Use the formula \( f^{\prime}(x)=\lim _{z \rightarrow x} \frac{f(z)-f(x)}{z-x} \) to find the derivative of the following function. \( f(x)=1+\sqrt{5 x} \) \( f^{\prime}(x)=\square \) (Type an exact answer, using radicals as needed.)

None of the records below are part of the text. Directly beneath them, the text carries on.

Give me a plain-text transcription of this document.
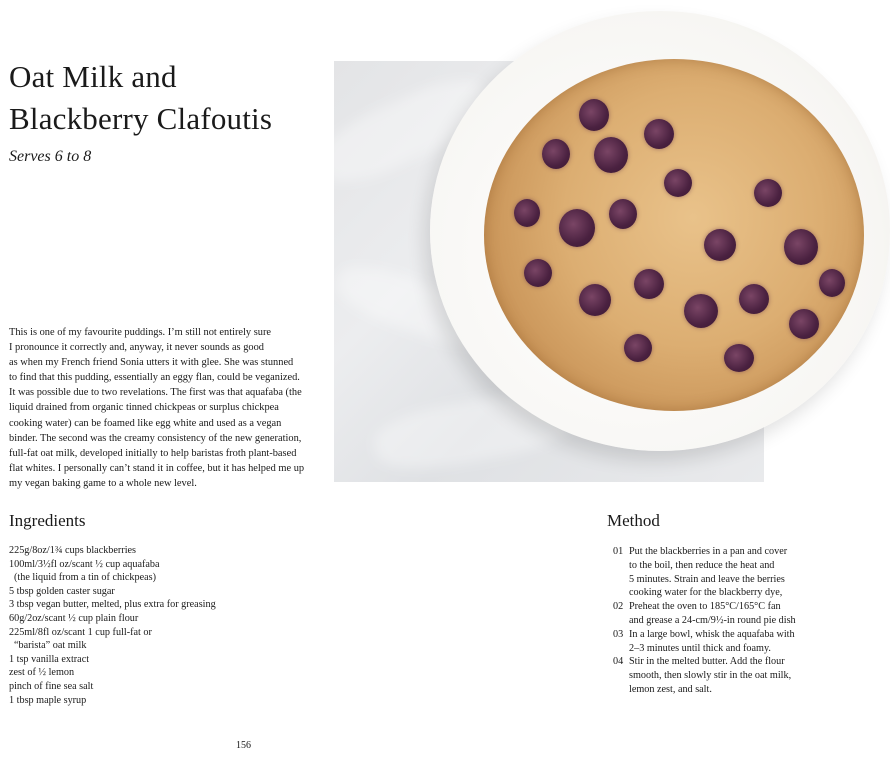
Oat Milk and
Blackberry Clafoutis
Serves 6 to 8
This is one of my favourite puddings. I’m still not entirely sure
I pronounce it correctly and, anyway, it never sounds as good
as when my French friend Sonia utters it with glee. She was stunned
to find that this pudding, essentially an eggy flan, could be veganized.
It was possible due to two revelations. The first was that aquafaba (the
liquid drained from organic tinned chickpeas or surplus chickpea
cooking water) can be foamed like egg white and used as a vegan
binder. The second was the creamy consistency of the new generation,
full-fat oat milk, developed initially to help baristas froth plant-based
flat whites. I personally can’t stand it in coffee, but it has helped me up
my vegan baking game to a whole new level.
Ingredients
225g/8oz/1¾ cups blackberries
100ml/3½fl oz/scant ½ cup aquafaba
(the liquid from a tin of chickpeas)
5 tbsp golden caster sugar
3 tbsp vegan butter, melted, plus extra for greasing
60g/2oz/scant ½ cup plain flour
225ml/8fl oz/scant 1 cup full-fat or
“barista” oat milk
1 tsp vanilla extract
zest of ½ lemon
pinch of fine sea salt
1 tbsp maple syrup
Method
01 Put the blackberries in a pan and cover
to the boil, then reduce the heat and
5 minutes. Strain and leave the berries
cooking water for the blackberry dye,
02 Preheat the oven to 185°C/165°C fan
and grease a 24-cm/9½-in round pie dish
03 In a large bowl, whisk the aquafaba with
2–3 minutes until thick and foamy.
04 Stir in the melted butter. Add the flour
smooth, then slowly stir in the oat milk,
lemon zest, and salt.
156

To find the derivative of the function \( f(x) = 1 + \sqrt{5x} \) using the given formula, we start by substituting \( f(z) \) and \( f(x) \) into the limit. 1. Calculate \( f(z) \): \[ f(z) = 1 + \sqrt{5z} \] 2. Set up the limit: \[ f^{\prime}(x) = \lim_{z \rightarrow x} \frac{f(z) - f(x)}{z - x} = \lim_{z \rightarrow x} \frac{(1 + \sqrt{5z}) - (1 + \sqrt{5x})}{z - x} \] 3. Simplify the expression: \[ f^{\prime}(x) = \lim_{z \rightarrow x} \frac{\sqrt{5z} - \sqrt{5x}}{z - x} \] 4. We can factor the numerator using the difference of squares: \[ \sqrt{5z} - \sqrt{5x} = \frac{5z - 5x}{\sqrt{5z} + \sqrt{5x}} = \frac{5(z - x)}{\sqrt{5z} + \sqrt{5x}} \] 5. Substitute back into the limit: \[ f^{\prime}(x) = \lim_{z \rightarrow x} \frac{5(z - x)}{(z - x)(\sqrt{5z} + \sqrt{5x})} \] 6. Cancel \( z - x \) (as \( z \neq x \) in the limit): \[ f^{\prime}(x) = \lim_{z \rightarrow x} \frac{5}{\sqrt{5z} + \sqrt{5x}} \] 7. Now substitute \( z = x \): \[ f^{\prime}(x) = \frac{5}{\sqrt{5x} + \sqrt{5x}} = \frac{5}{2\sqrt{5x}} = \frac{5}{2\sqrt{5} \sqrt{x}} = \frac{\sqrt{5}}{2x} \] Thus, the derivative of the function is: \[ f^{\prime}(x) = \frac{\sqrt{5}}{2x} \]